Amrullah currently co-hosts the podcast Very That, alongside Delta Work.

Early life
Amrullah was born in Baldwin Park, California. They are of Dutch and Indonesian descent. Their late father, Abdul Wadud Karim Amrullah, was the younger brother of Indonesian ʿālim and philosopher Hamka. When they were three, their family moved to the island of Bali in Indonesia, their parents' native country, where they stayed for six years before returning to the U.S.

Career

Career beginnings
At sixteen years of age, Amrullah got into the drag scene by attending L.A. nightclubs with friends. They were part of a sector of drag that was inspired by the goth and punk subcultures. The first few years of their drag career in the early '90s were spent as a club kid named Crayola.

Amrullah attended California State University, Fullerton as an art student, focusing on art direction and illustration, for two years, then decided to pursue a career in makeup artistry and female impersonation.

RuPaul's Drag Race

They were a contestant on the third season of RuPaul's Drag Race as Raja. They were a member of the "Heathers" clique, which took its name from the popular cult film Heathers. In the final episode, after a lip-sync battle with Manila Luzon, Raja was declared the winner of the show's third season and crowned America's Next Drag Superstar. As part of their duties as the third-season winner of Drag Race, Amrullah toured the U.S. and Canada on Logo's Drag Race Tour in 2011. Raja is the first and only Asian American winner of RuPaul's Drag Race.

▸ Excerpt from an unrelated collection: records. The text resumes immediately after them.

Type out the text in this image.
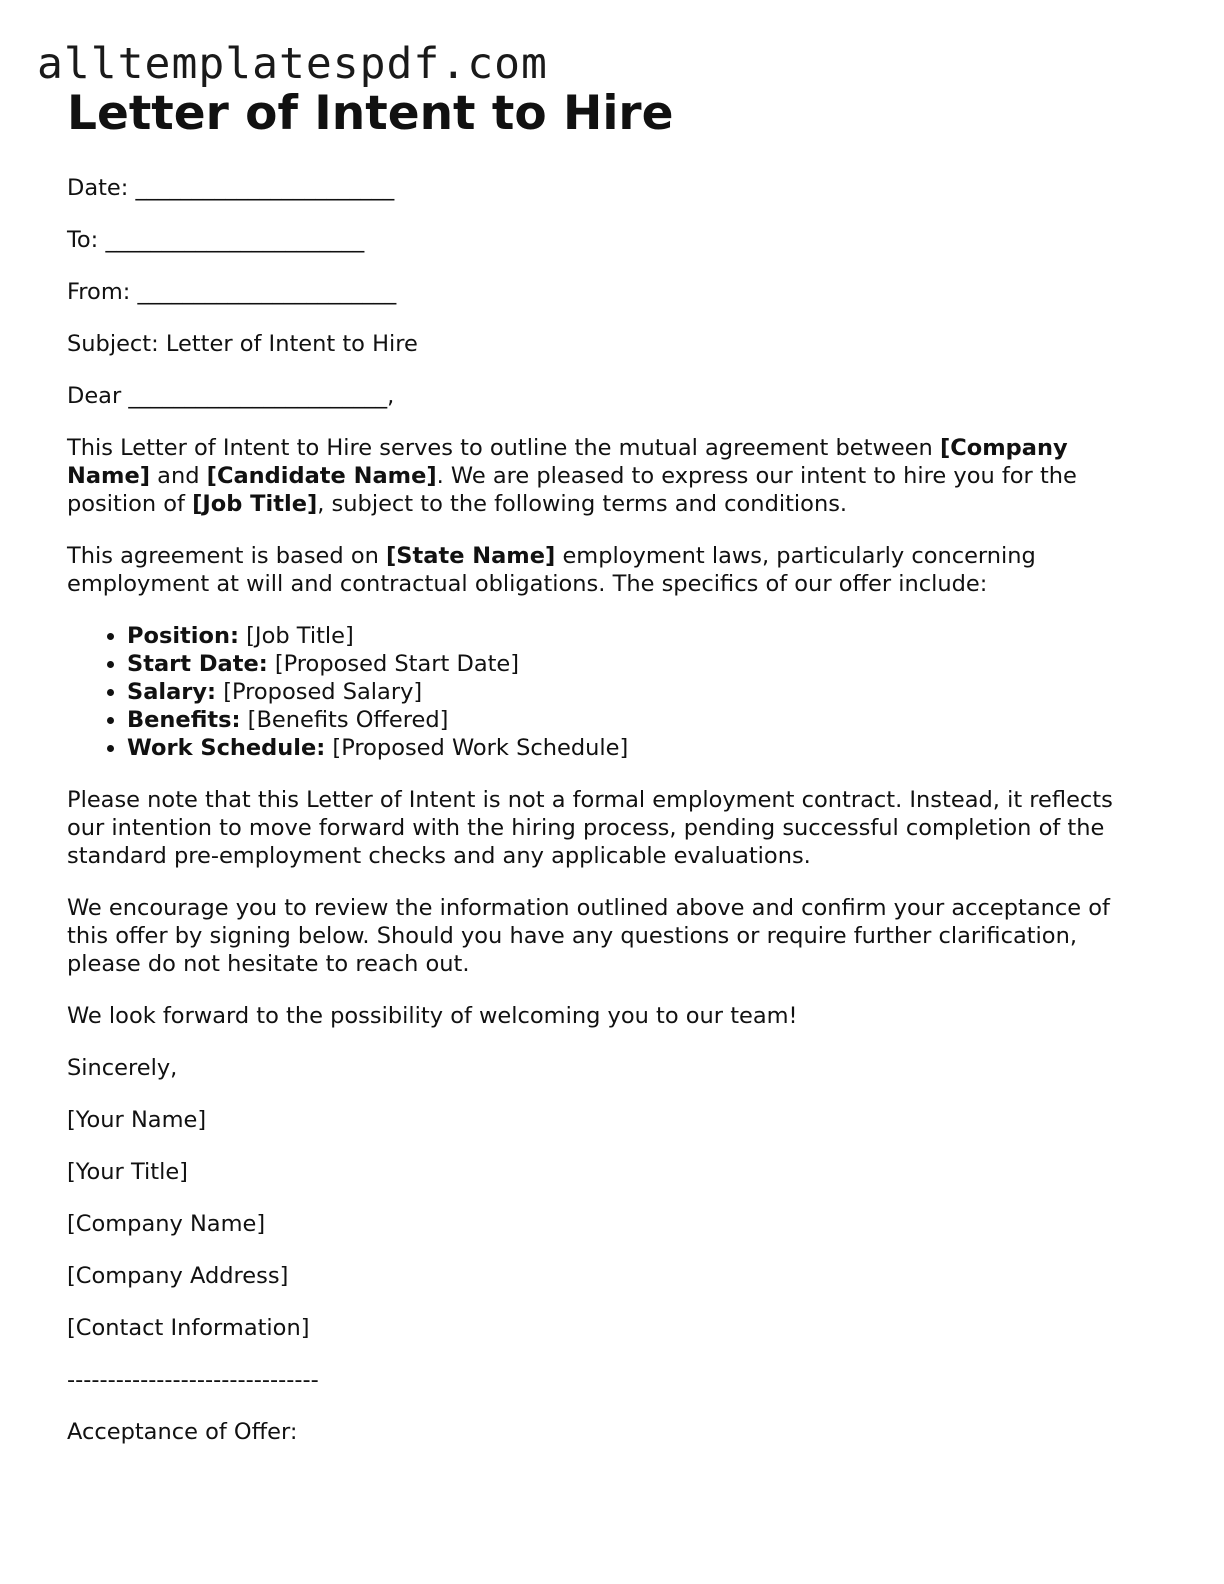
alltemplatespdf.com
Letter of Intent to Hire
Date: _______________________
To: _______________________
From: _______________________
Subject: Letter of Intent to Hire
Dear _______________________,
This Letter of Intent to Hire serves to outline the mutual agreement between [Company Name] and [Candidate Name]. We are pleased to express our intent to hire you for the position of [Job Title], subject to the following terms and conditions.
This agreement is based on [State Name] employment laws, particularly concerning employment at will and contractual obligations. The specifics of our offer include:
• Position: [Job Title]
• Start Date: [Proposed Start Date]
• Salary: [Proposed Salary]
• Benefits: [Benefits Offered]
• Work Schedule: [Proposed Work Schedule]
Please note that this Letter of Intent is not a formal employment contract. Instead, it reflects our intention to move forward with the hiring process, pending successful completion of the standard pre-employment checks and any applicable evaluations.
We encourage you to review the information outlined above and confirm your acceptance of this offer by signing below. Should you have any questions or require further clarification, please do not hesitate to reach out.
We look forward to the possibility of welcoming you to our team!
Sincerely,
[Your Name]
[Your Title]
[Company Name]
[Company Address]
[Contact Information]
-------------------------------
Acceptance of Offer:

In 2014, Raja joined the Drag Race Battle of the Seasons tour where they performed a lip-sync duet with Manila Luzon to the Babymetal song "Gimme Chocolate!!"

In April 2022, Raja was announced as one of the eight returning winners that would be competing in seventh season of RuPaul's Drag Race All Stars, the first ever all-winners season of Drag Race. They won the title of "Queen of She Done Already Done Had Herses" and a prize of $50,000.

Other ventures
Amrullah was a make up artist on America's Next Top Model from 2005 until 2009.

In May 2011, Amrullah released their first single as Raja, titled "Diamond Crowned Queen." The single debuted at number fifty on the Billboard Hot Dance Club Songs, before peaking at number thirty-five. On August 21, 2012, their second single "Sublime" was released. Their third single, "Zubi Zubi Zubi" (roughly translating to "Dance Dance Dance"), was released June 1, 2013.

Since 2014, they have presented the weekly WOWPresents YouTube series RuPaul's Drag Race Fashion Photo RuView with fellow Drag Race alumna Raven.

In February 2017, they starred as an intergalactic creature in the music video for Blondie's single "Fun". They also appeared in the "Make Love Not Walls" Diesel campaign directed by David LaChapelle and in a campaign for Urban Decay alongside fellow Drag Race alumni Alaska, Jiggly Caliente, and Katya.

Amrullah has created and performed live drag shows as Raja in Provincetown, Massachusetts, such as Gawdess (2017), Masque (2018), and Lush Life (2019).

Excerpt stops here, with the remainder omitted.